Ten years ago, Jane Kim and I were both budding community organizers. She worked for the Chinatown Community Development Center in San Francisco, and had co-founded Locus, an arts space that screened a video short I’d directed on spoken word and race. Despite living on different coasts, we both fell into the same crowds and befriended the same people—the Asians Americans who were performing poetry, editing ‘zines, organizing rallies, working with youth or clocking in for nonprofits.
Four years later, I ended up covering Jane during her bid for a seat on the San Francisco School Board.
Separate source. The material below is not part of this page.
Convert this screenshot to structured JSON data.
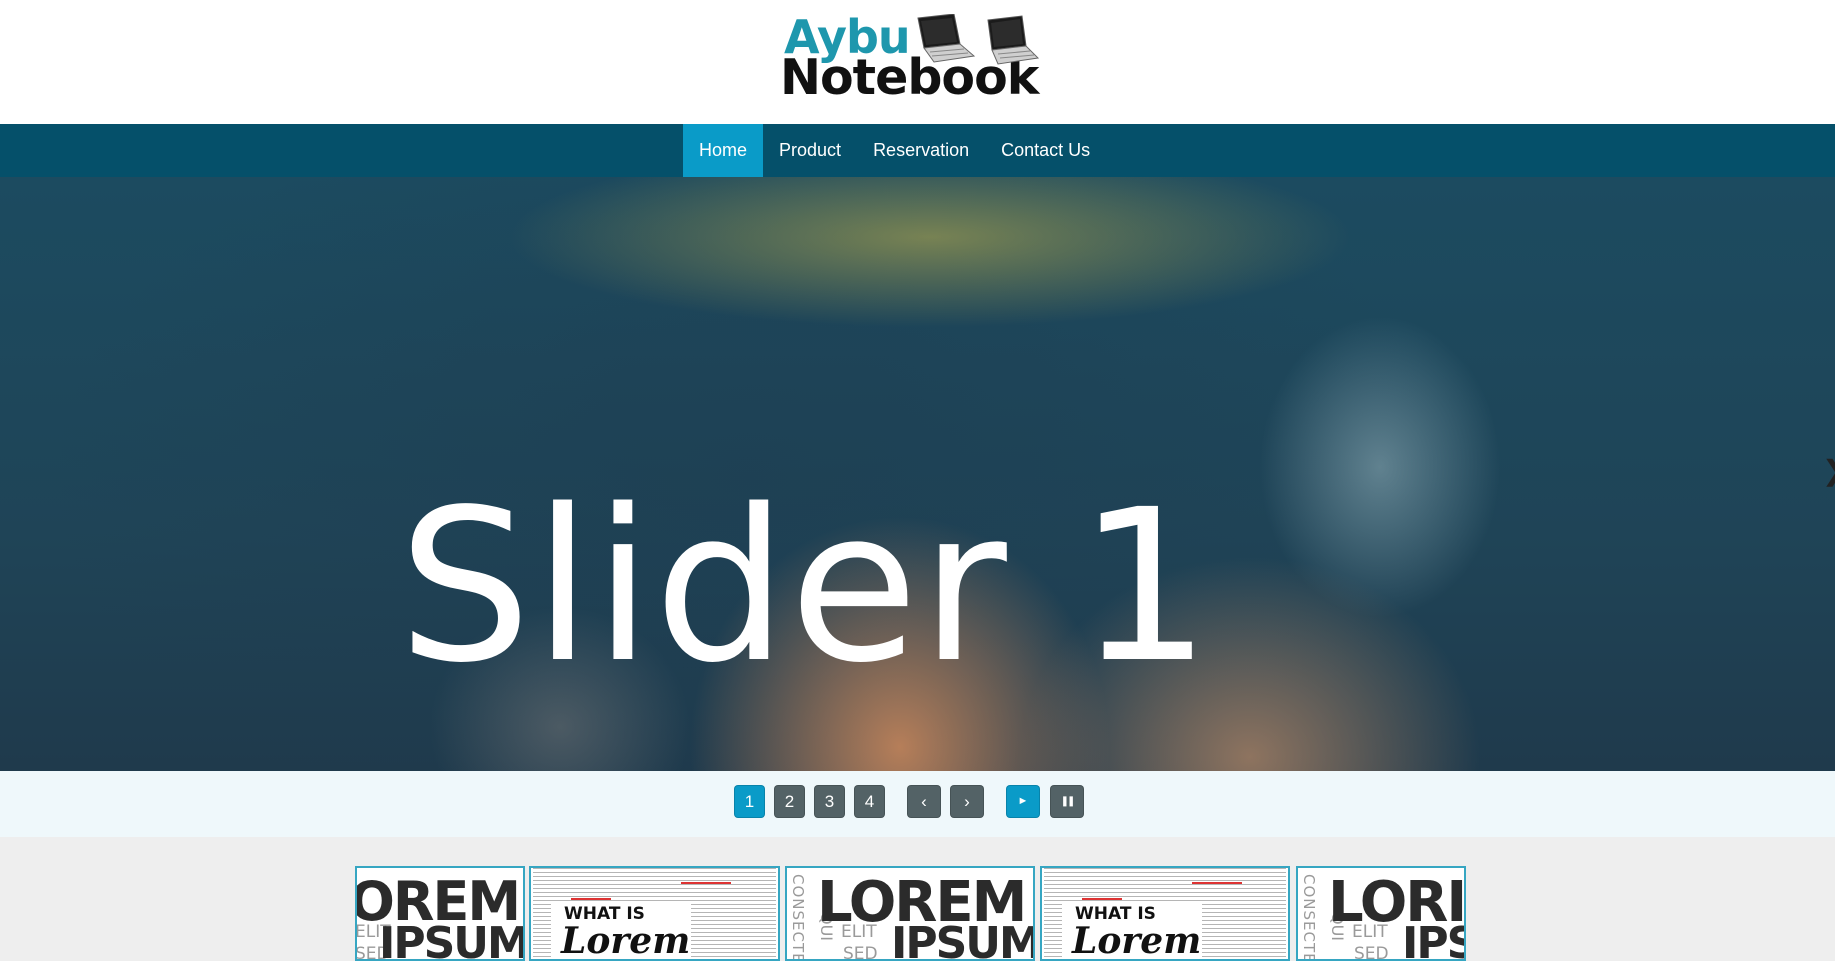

My assignment was to spend the entire day with Jane to witness her “on the campaign trail.” What I remember most vividly about that day was the sheer physical strength and stamina this young candidate exerted in her gutsy first run for political office. We spent more than 12 hours together, talking while she drove us from rallies to meetings to panels to events. It was exhausting.
As we pounded the pavement with her volunteers in the Inner Mission, I noticed that there was something very extraordinary about this woman’s ability to inspire others to join her cause. Her peers carried around ladders, nailing her posters to telephone poles. Young students had rolled out of bed to spend their Saturday passing out literature. And that evening, artists and comedians and musicians performed at a low-lit lounge for a fundraiser for Jane. I took in the scene—the voices and clinking of glasses—thinking, this is a person others truly believed in.
Jane and I have since become friends—yet, as well as I know her, Candidate Jane Kim still carries a certain mystique. Last year, after Jane pulled off a stunning upset victory in the race for the San Francisco District 6 supervisor seat—making her the first Asian American candidate to win a non-historically Asian district—I began to wonder, as I did as a cub reporter in 2004, “What’s Jane’s secret?”